I was in the third grade when my family left the Church of God (Anderson, Indiana) and began attending a United Methodist Church–and from that moment forward, my spiritual life began to grow and deepen in unimaginable ways. I was a teenager when I felt the call into ministry, and I remember feeling it was a very specific call to ministry as an Elder in the United Methodist Church.
But in the ten years it took me to fully answer that calling, I explored my faith and sought out other traditions and tried to run–I had plenty of opportunities to turn to any other denomination. Some would’ve embraced my call as a woman, some would have encouraged me into another walk of life… but I could’ve chosen any one of those other traditions.

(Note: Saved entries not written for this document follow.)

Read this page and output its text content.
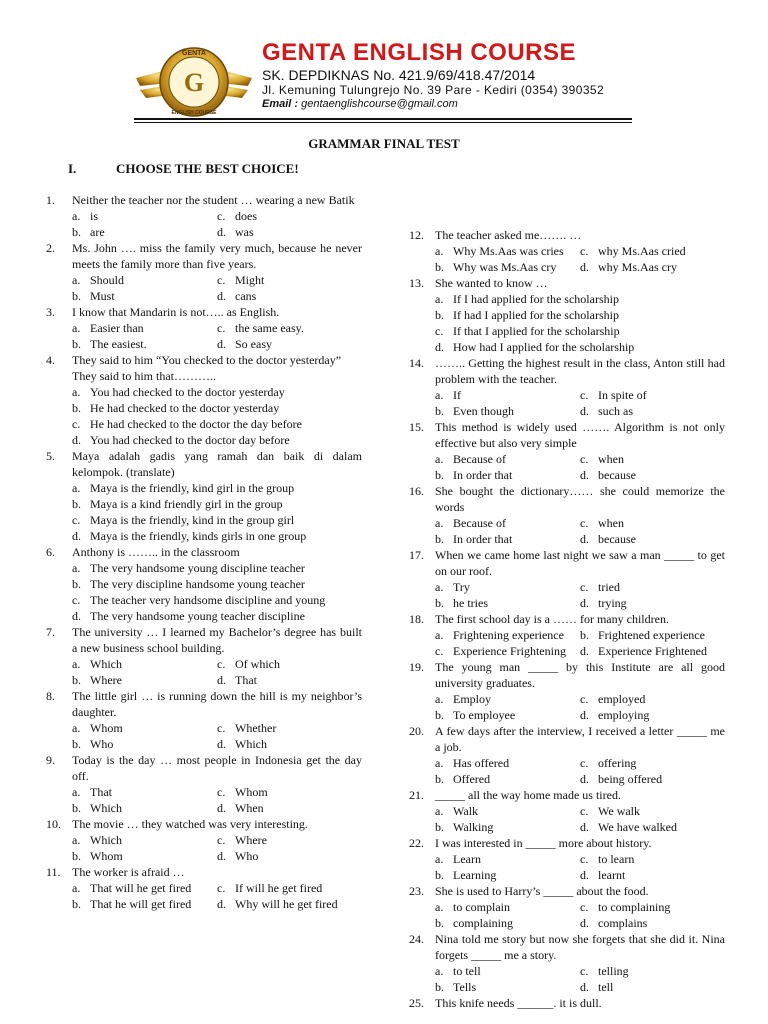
GENTA
G
ENGLISH COURSE
GENTA ENGLISH COURSE
SK. DEPDIKNAS No. 421.9/69/418.47/2014
Jl. Kemuning Tulungrejo No. 39 Pare - Kediri (0354) 390352
Email : gentaenglishcourse@gmail.com
GRAMMAR FINAL TEST
I.	CHOOSE THE BEST CHOICE!
1.	Neither the teacher nor the student … wearing a new Batik
a. is	c. does
b. are	d. was
2.	Ms. John …. miss the family very much, because he never meets the family more than five years.
a. Should	c. Might
b. Must	d. cans
3.	I know that Mandarin is not….. as English.
a. Easier than	c. the same easy.
b. The easiest.	d. So easy
4.	They said to him “You checked to the doctor yesterday”
They said to him that………..
a. You had checked to the doctor yesterday
b. He had checked to the doctor yesterday
c. He had checked to the doctor the day before
d. You had checked to the doctor day before
5.	Maya adalah gadis yang ramah dan baik di dalam kelompok. (translate)
a. Maya is the friendly, kind girl in the group
b. Maya is a kind friendly girl in the group
c. Maya is the friendly, kind in the group girl
d. Maya is the friendly, kinds girls in one group
6.	Anthony is …….. in the classroom
a. The very handsome young discipline teacher
b. The very discipline handsome young teacher
c. The teacher very handsome discipline and young
d. The very handsome young teacher discipline
7.	The university … I learned my Bachelor’s degree has built a new business school building.
a. Which	c. Of which
b. Where	d. That
8.	The little girl … is running down the hill is my neighbor’s daughter.
a. Whom	c. Whether
b. Who	d. Which
9.	Today is the day … most people in Indonesia get the day off.
a. That	c. Whom
b. Which	d. When
10. The movie … they watched was very interesting.
a. Which	c. Where
b. Whom	d. Who
11. The worker is afraid …
a. That will he get fired	c. If will he get fired
b. That he will get fired	d. Why will he get fired
12. The teacher asked me……. …
a. Why Ms.Aas was cries	c. why Ms.Aas cried
b. Why was Ms.Aas cry	d. why Ms.Aas cry
13. She wanted to know …
a. If I had applied for the scholarship
b. If had I applied for the scholarship
c. If that I applied for the scholarship
d. How had I applied for the scholarship
14. …….. Getting the highest result in the class, Anton still had problem with the teacher.
a. If	c. In spite of
b. Even though	d. such as
15. This method is widely used ……. Algorithm is not only effective but also very simple
a. Because of	c. when
b. In order that	d. because
16. She bought the dictionary…… she could memorize the words
a. Because of	c. when
b. In order that	d. because
17. When we came home last night we saw a man _____ to get on our roof.
a. Try	c. tried
b. he tries	d. trying
18. The first school day is a …… for many children.
a. Frightening experience	b. Frightened experience
c. Experience Frightening	d. Experience Frightened
19. The young man _____ by this Institute are all good university graduates.
a. Employ	c. employed
b. To employee	d. employing
20. A few days after the interview, I received a letter _____ me a job.
a. Has offered	c. offering
b. Offered	d. being offered
21. _____ all the way home made us tired.
a. Walk	c. We walk
b. Walking	d. We have walked
22. I was interested in _____ more about history.
a. Learn	c. to learn
b. Learning	d. learnt
23. She is used to Harry’s _____ about the food.
a. to complain	c. to complaining
b. complaining	d. complains
24. Nina told me story but now she forgets that she did it. Nina forgets _____ me a story.
a. to tell	c. telling
b. Tells	d. tell
25. This knife needs ______. it is dull.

I chose the United Methodist, in short, because I thought John Wesley was really onto something with is well-developed theology of grace. I knew that the United Methodist history of social justice was one that was rooted in discipleship of Christ. And I knew that the methods of order that the United Methodists are known for–itinerancy, laity-driven congregations, and connectionalism–was the path I wanted to walk for the rest of my life.
I joined the church as a teenager, largely because it was the thing to do. My friends were being confirmed, and it just made sense that I would not rock the boat and be the one who didn’t.
I maintained my membership as an adult because I knew that it was right for me. I was passionate about it. I was excited about it. It was a path that I could clearly follow and embrace and share with others.
But when a waitress asked me about the book I was reading–a book I found very interesting–I shrugged it off. Even though I am excited about my church and even though I encourage others to be equally as excited, I hesitated when it came to sharing that excitement with someone else.
And that is a missed opportunity I will regret for a long time.